Fahrzeuge und Uniformen für die Polizei, Computer für die Universitäten, Papier für die Büros, Gebäudereinigung für die staatlichen Immobilien. Warum sollten Privatfirmen bei diesen Aufträgen nicht ökologische und soziale Mindeststandards einhalten? Warum sollte es dem Staat egal sein, wieviel Strom seine Computer verbrauchen, welchen Lohn die Putzkolonnen erhalten und ob die Lieferanten in der 3. Welt ein menschenwürdiges Dasein führen?


Dass staatliche Aufträge geradezu ein Königsweg sein können, das Versprechen der sozialen Marktwirtschaft einzulösen und die Welt lebenswerter zu machen, hat vor einigen Jahren auch die EU erkannt. Ihren Mitgliedsländern ermöglicht sie, Staatsaufträge mit ökologischen und sozialen Kriterien zu versehen. Deshalb hat auch Deutschland seit April 2009 ein Gesetz, das genau dies erlaubt.


Allerdings ist dies nur eine Kann-Bestimmung, kein Muss. Deshalb passiert in der Praxis bisher wenig. Sehr gut beobachten kann man das auf der Internetseite www.bund.de, auf der Bund, Länder, Kommunen und Institutionen hunderte Ausschreibungen veröffentlichen. Städte suchen Lieferanten für Kanalrohre, die Bundeswehr will Audioverstärker kaufen oder das Bundesinnenministerium vergibt Druckaufträge. Seltsamerweise aber ist nur in den seltensten Fällen ein Hinweis auf die ökologische und soziale Qualität der Lieferungen enthalten. Was hingegen immer zieht, ist der niedrigste Preis. Das billigste Angebot nehmen die Beamten gerne an.

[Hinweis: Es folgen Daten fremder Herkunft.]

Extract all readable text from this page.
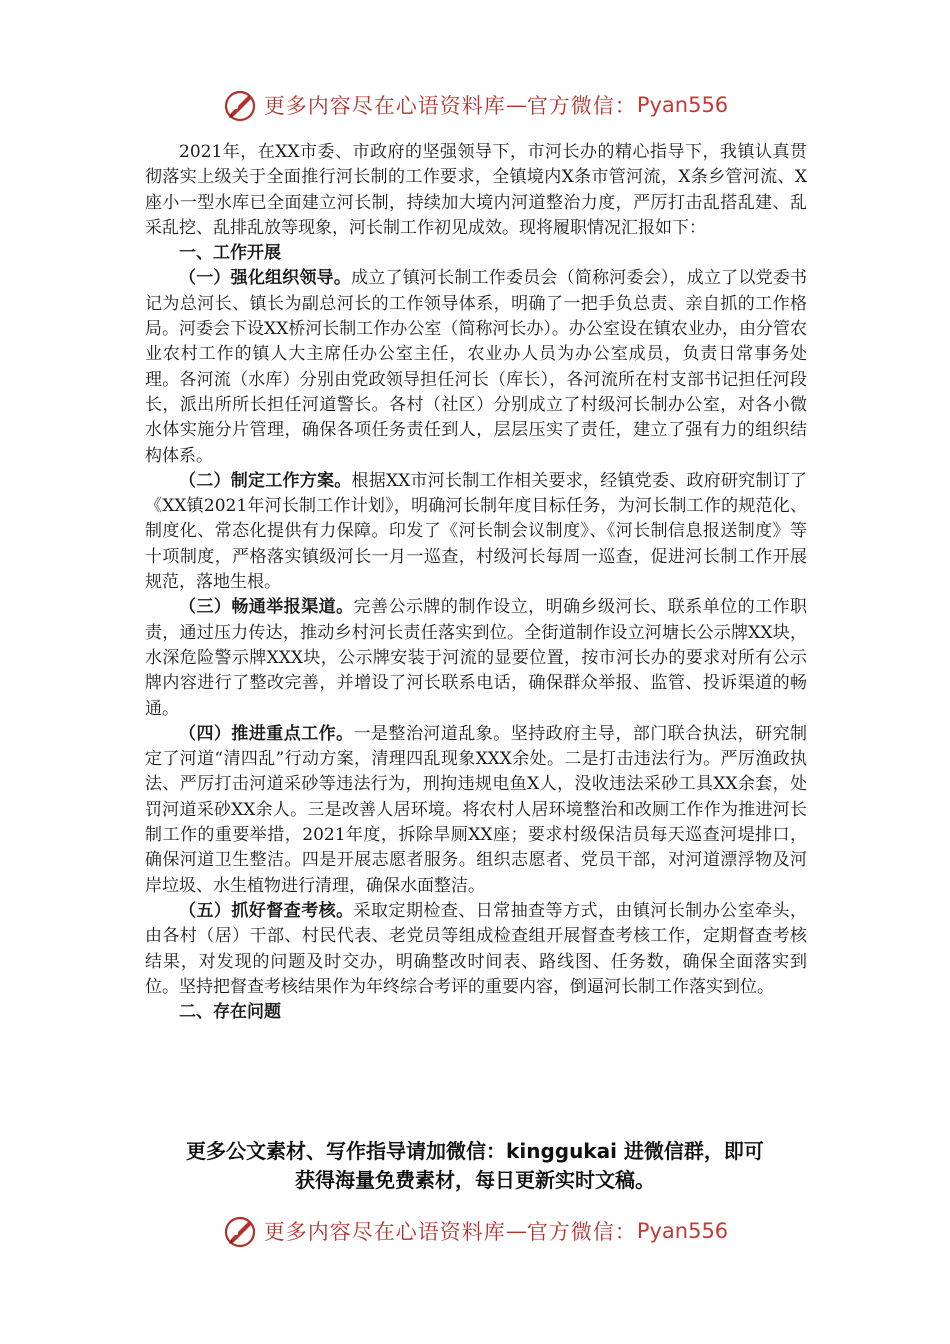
更多内容尽在心语资料库 — 官方微信： Pyan556

2021年，在XX市委、市政府的坚强领导下，市河长办的精心指导下，我镇认真贯彻落实上级关于全面推行河长制的工作要求，全镇境内X条市管河流，X条乡管河流、X座小一型水库已全面建立河长制，持续加大境内河道整治力度，严厉打击乱搭乱建、乱采乱挖、乱排乱放等现象，河长制工作初见成效。现将履职情况汇报如下：

一、工作开展

（一）强化组织领导。成立了镇河长制工作委员会（简称河委会），成立了以党委书记为总河长、镇长为副总河长的工作领导体系，明确了一把手负总责、亲自抓的工作格局。河委会下设XX桥河长制工作办公室（简称河长办）。办公室设在镇农业办，由分管农业农村工作的镇人大主席任办公室主任，农业办人员为办公室成员，负责日常事务处理。各河流（水库）分别由党政领导担任河长（库长），各河流所在村支部书记担任河段长，派出所所长担任河道警长。各村（社区）分别成立了村级河长制办公室，对各小微水体实施分片管理，确保各项任务责任到人，层层压实了责任，建立了强有力的组织结构体系。

（二）制定工作方案。根据XX市河长制工作相关要求，经镇党委、政府研究制订了《XX镇2021年河长制工作计划》，明确河长制年度目标任务，为河长制工作的规范化、制度化、常态化提供有力保障。印发了《河长制会议制度》、《河长制信息报送制度》等十项制度，严格落实镇级河长一月一巡查，村级河长每周一巡查，促进河长制工作开展规范，落地生根。

（三）畅通举报渠道。完善公示牌的制作设立，明确乡级河长、联系单位的工作职责，通过压力传达，推动乡村河长责任落实到位。全街道制作设立河塘长公示牌XX块，水深危险警示牌XXX块，公示牌安装于河流的显要位置，按市河长办的要求对所有公示牌内容进行了整改完善，并增设了河长联系电话，确保群众举报、监管、投诉渠道的畅通。

（四）推进重点工作。一是整治河道乱象。坚持政府主导，部门联合执法，研究制定了河道“清四乱”行动方案，清理四乱现象XXX余处。二是打击违法行为。严厉渔政执法、严厉打击河道采砂等违法行为，刑拘违规电鱼X人，没收违法采砂工具XX余套，处罚河道采砂XX余人。三是改善人居环境。将农村人居环境整治和改厕工作作为推进河长制工作的重要举措，2021年度，拆除旱厕XX座；要求村级保洁员每天巡查河堤排口，确保河道卫生整洁。四是开展志愿者服务。组织志愿者、党员干部，对河道漂浮物及河岸垃圾、水生植物进行清理，确保水面整洁。

（五）抓好督查考核。采取定期检查、日常抽查等方式，由镇河长制办公室牵头，由各村（居）干部、村民代表、老党员等组成检查组开展督查考核工作，定期督查考核结果，对发现的问题及时交办，明确整改时间表、路线图、任务数，确保全面落实到位。坚持把督查考核结果作为年终综合考评的重要内容，倒逼河长制工作落实到位。

二、存在问题

更多公文素材、写作指导请加微信：kinggukai 进微信群，即可
获得海量免费素材，每日更新实时文稿。
更多内容尽在心语资料库 — 官方微信： Pyan556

Ist das Gedankenlosigkeit wie bei privaten Verbrauchern, die über Bio-Eier reden, dann aber doch wieder Käfig-Eier kaufen? Geldmangel, Geiz, Trägheit des Geistes? Vorurteile gegen den ganzen Öko- und Gutmenschen-Quatsch? Wahrscheinlich eine Mischung aus vielem. „In den meisten Ausschreibungen von Bund, Ländern, Kommunen und öffentlichen Unternehmen spielen ökologische und soziale Kriterien eine viel zu geringe Rolle“, bemängelt Wolfgang Rhode, Vorstandsmitglied der Industriegewerkschaft Metall. „Die Einkäufer des Staates nutzen ihren Einfluss auf die Wirtschaft nicht so, wie sie es tun könnten“.


In den Berliner Bundesministerien sieht man das etwas anders. Übereinstimmend heißt es aus den Häusern für Wirtschaft, Inneres, Entwicklung, Finanzen und Arbeit, dass man keine energieverschwendenden Produkte mehr einkaufe. Holz müsse aus ökologischer Produktion stammen, sagt das Finanzministerium. Und im Entwicklungsministerium legt man Wert darauf, dass importierte Waren nicht von Kinderarbeitern hergestellt wurden.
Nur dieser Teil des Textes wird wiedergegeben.